I stopped getting the "could not connect to MySQL server" error after I created a new database and made a user and password for the new database. Now, after I enter info into the "install.php" script, I get the Apache "Forbidden" error you get when you try to access a directory you don't have permission for. I don't understand this because I was able to access the "install.php" which is in the same folder. The "install.php" even writes the tables in the new database. I don't know if I need to change a config file for permission or what.


----------



## jeffshead (Sep 10, 2005)

I made it one step further. Their tech support sucks. I found out from Instant Servers (maker of Miniportal) that I had to add default file types (index.cgi index.pl index.php index.xhtml) to the global settings. I guess this adds a line to the httpd.config file.

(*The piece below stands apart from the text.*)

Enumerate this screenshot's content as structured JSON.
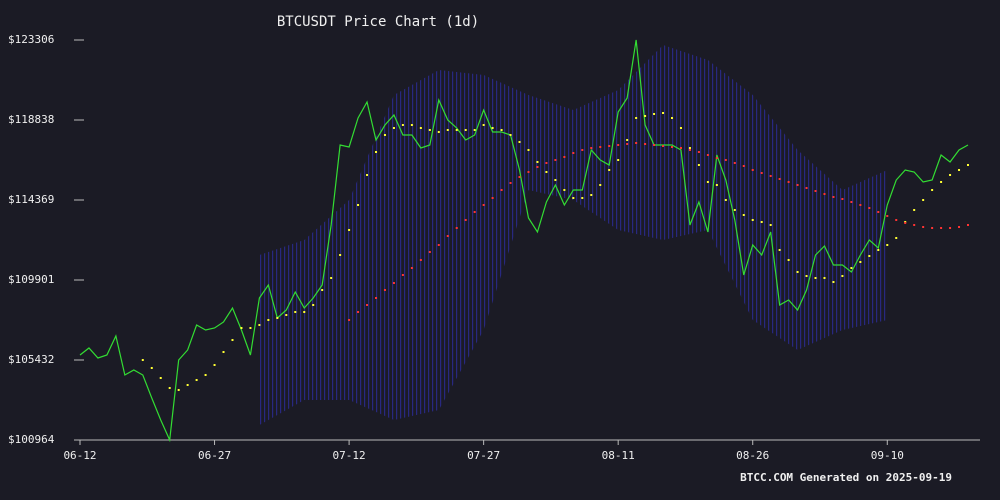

Now I can install FormMaker, and generate forms, but it will not process them. When I test a form, it looks for a directory that does not exist and I get "The page cannot be found" eror. The directory it looks for is:
http://www.***.com/php/users/formprocessorpro.php

I even tried to create this directory and it still does not work. The "users/formprocessorpro.php" portion of the address is actually installed in the installation directory of Form Maker Pro.

I am still waiting for a reply to my last three e-mails to MitriDat.


----------



## Monk_ (Sep 7, 2001)

jeffshead, thanks for the info but I decided Form Maker isn't worth the effort since they wont support it properly. I went to an online form processor and it works fine. I did find a pretty good sendmail program you may want to look at:
http://www.tech-pro.net/software.html
Good luck.


----------